Davutoğlu expressed his hope that a collective consciousness between the two countries could be created with a "just memory."

"We say 'just memory.' What I mean with that is we should know the facts. Then we see that Turkish-Armenian relations do not date back like German-Jewish ties. In every street, there is a common sign.
After you discover this, then you see the deportation, which I see as a totally wrong practice done by [the Ottoman-era rulers under the Committee of Union and Progress]. It was inhumane," Davutoğlu told a group of reporters en route to Yerevan.

Yerevan wants
Ankara to recognize the mass killings of Armenians during the forced deportation in World War I as genocide, but Turkey has steadfastly refused to do so.

"But when you write a history taking the deportation into account, then a collective conscious was created from this side [Turkey] that Armenians betrayed their nation and deserved the deportation.
We should destroy these two collective consciousnesses.
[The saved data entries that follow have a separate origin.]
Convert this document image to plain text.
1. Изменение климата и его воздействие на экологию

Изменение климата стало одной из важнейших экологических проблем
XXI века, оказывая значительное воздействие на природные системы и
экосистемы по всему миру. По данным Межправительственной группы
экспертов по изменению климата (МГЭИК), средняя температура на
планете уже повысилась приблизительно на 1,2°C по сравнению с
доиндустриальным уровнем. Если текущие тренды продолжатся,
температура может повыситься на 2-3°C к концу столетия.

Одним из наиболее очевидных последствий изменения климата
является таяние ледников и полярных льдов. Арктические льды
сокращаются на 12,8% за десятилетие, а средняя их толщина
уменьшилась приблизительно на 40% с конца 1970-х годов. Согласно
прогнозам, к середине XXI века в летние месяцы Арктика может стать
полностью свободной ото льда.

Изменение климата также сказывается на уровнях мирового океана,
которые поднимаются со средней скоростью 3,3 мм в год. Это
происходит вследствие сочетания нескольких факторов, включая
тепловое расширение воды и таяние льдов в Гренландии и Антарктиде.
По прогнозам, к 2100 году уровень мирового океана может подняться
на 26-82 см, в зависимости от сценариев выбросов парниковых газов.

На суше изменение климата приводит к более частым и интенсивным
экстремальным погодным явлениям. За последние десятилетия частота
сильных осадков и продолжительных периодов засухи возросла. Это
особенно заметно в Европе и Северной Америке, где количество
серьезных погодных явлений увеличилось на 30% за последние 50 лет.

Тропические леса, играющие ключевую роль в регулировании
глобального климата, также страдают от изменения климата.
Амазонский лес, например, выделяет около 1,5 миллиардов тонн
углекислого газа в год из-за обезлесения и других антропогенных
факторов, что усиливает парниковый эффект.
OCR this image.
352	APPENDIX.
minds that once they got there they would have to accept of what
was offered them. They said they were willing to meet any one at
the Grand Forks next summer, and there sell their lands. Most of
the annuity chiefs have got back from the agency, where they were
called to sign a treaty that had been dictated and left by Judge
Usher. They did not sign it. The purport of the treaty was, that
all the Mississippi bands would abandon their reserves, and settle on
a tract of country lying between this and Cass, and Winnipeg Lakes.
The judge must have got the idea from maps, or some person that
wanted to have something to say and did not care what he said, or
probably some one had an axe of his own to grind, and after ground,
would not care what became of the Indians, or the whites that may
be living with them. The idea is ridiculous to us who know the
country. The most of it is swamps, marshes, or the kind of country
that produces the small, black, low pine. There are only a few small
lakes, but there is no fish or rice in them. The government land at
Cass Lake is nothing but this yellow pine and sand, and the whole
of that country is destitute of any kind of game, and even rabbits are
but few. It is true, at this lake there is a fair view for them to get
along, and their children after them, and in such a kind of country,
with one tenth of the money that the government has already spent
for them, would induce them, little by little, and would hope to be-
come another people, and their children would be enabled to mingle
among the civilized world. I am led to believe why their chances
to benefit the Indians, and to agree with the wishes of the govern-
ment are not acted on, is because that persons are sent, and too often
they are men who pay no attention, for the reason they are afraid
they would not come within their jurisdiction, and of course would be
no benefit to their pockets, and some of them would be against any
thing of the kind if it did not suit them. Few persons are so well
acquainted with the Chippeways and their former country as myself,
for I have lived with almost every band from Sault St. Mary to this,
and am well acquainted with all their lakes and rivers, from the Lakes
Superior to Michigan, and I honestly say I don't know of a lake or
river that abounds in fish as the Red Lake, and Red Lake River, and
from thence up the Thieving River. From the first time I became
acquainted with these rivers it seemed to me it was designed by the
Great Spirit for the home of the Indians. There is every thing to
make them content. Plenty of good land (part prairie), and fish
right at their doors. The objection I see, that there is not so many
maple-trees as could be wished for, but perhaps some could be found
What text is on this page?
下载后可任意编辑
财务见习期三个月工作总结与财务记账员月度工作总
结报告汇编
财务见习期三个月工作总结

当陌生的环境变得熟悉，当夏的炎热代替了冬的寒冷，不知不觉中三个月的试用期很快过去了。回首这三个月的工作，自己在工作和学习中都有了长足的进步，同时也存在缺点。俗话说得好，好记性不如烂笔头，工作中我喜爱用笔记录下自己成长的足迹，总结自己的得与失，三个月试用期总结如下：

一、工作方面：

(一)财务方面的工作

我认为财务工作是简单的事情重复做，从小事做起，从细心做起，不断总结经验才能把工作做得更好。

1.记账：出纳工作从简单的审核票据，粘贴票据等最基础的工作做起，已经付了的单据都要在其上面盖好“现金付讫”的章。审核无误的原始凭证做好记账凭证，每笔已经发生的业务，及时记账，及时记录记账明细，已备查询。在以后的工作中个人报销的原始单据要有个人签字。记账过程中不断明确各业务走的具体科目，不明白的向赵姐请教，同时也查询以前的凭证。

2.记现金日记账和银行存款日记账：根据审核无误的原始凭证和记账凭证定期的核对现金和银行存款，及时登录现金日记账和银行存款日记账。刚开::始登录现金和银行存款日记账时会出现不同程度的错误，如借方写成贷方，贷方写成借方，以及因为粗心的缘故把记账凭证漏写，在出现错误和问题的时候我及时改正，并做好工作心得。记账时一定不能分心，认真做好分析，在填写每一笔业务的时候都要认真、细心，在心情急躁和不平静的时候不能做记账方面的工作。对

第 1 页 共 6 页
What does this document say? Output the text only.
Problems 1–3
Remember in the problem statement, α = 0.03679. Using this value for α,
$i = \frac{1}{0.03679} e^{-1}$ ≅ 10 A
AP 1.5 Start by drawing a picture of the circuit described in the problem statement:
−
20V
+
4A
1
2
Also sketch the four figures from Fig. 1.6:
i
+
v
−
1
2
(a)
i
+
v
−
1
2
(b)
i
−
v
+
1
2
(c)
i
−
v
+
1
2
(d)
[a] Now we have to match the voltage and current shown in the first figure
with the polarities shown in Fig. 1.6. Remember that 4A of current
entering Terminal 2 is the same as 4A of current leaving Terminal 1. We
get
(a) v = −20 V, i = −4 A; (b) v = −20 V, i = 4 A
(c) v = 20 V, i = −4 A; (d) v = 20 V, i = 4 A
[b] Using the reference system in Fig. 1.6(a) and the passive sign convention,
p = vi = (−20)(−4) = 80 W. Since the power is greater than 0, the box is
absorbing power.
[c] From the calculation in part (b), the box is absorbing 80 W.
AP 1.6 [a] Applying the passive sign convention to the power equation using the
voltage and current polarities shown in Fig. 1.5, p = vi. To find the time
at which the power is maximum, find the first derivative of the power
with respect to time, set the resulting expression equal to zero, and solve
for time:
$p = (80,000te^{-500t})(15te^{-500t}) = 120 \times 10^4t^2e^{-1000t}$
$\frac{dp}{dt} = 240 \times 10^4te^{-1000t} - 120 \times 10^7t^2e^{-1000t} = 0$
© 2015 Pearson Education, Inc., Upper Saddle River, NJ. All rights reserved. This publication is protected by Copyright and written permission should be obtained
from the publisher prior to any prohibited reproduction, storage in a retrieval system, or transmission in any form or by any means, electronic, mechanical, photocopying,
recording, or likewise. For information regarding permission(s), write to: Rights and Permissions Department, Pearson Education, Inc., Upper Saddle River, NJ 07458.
We abolished this wrong consciousness in 2005, but Armenians still have it," he told reporters.

Primary aim not to open border

"Our primary aim is not open only the Turkish-Armenian border but to form a foundation that will pave the way for a comprehensive peace," Davutoğlu said. "It has three pillars. The first one is relations between Turkey and Armenia. The second one is Azerbaijani-Armenian relations. This also includes Georgian-Abkhaz ties. The third one is relations between Turks and Armenians," he said.

Turkey and Armenia signed protocols in 2009 to establish diplomatic relations and open their sealed borders, but neither succeeded in completing the process for different reasons.

"If one of the pillars is crippled, it will create distress. Let's say we opened the Armenian border gate. If a war breaks out between Armenia and Azerbaijan, then we would be forced to close it again. The hardest thing is to defrost the iceberg of the status quo. You could start a war when you trying to defrost it," he said.

The foreign minister said they were holding talks with the Armenian diaspora but were not publicizing the matter. "In the past, talking with the diaspora has been perceived as a threat or aimed for intelligence issues. Diplomats thought, 'What would I do?' if it were recorded. But now it has become a duty. Since that time, whenever I go abroad I meet with the Armenian community if there is one. We don't publicly announce the people we meet due to the fact that extremist Armenians would cause problems," he said. "What we realize is that if you cannot provide a basis in ties with the diaspora, that puts pressure on ties with Armenia and it becomes deadlocked."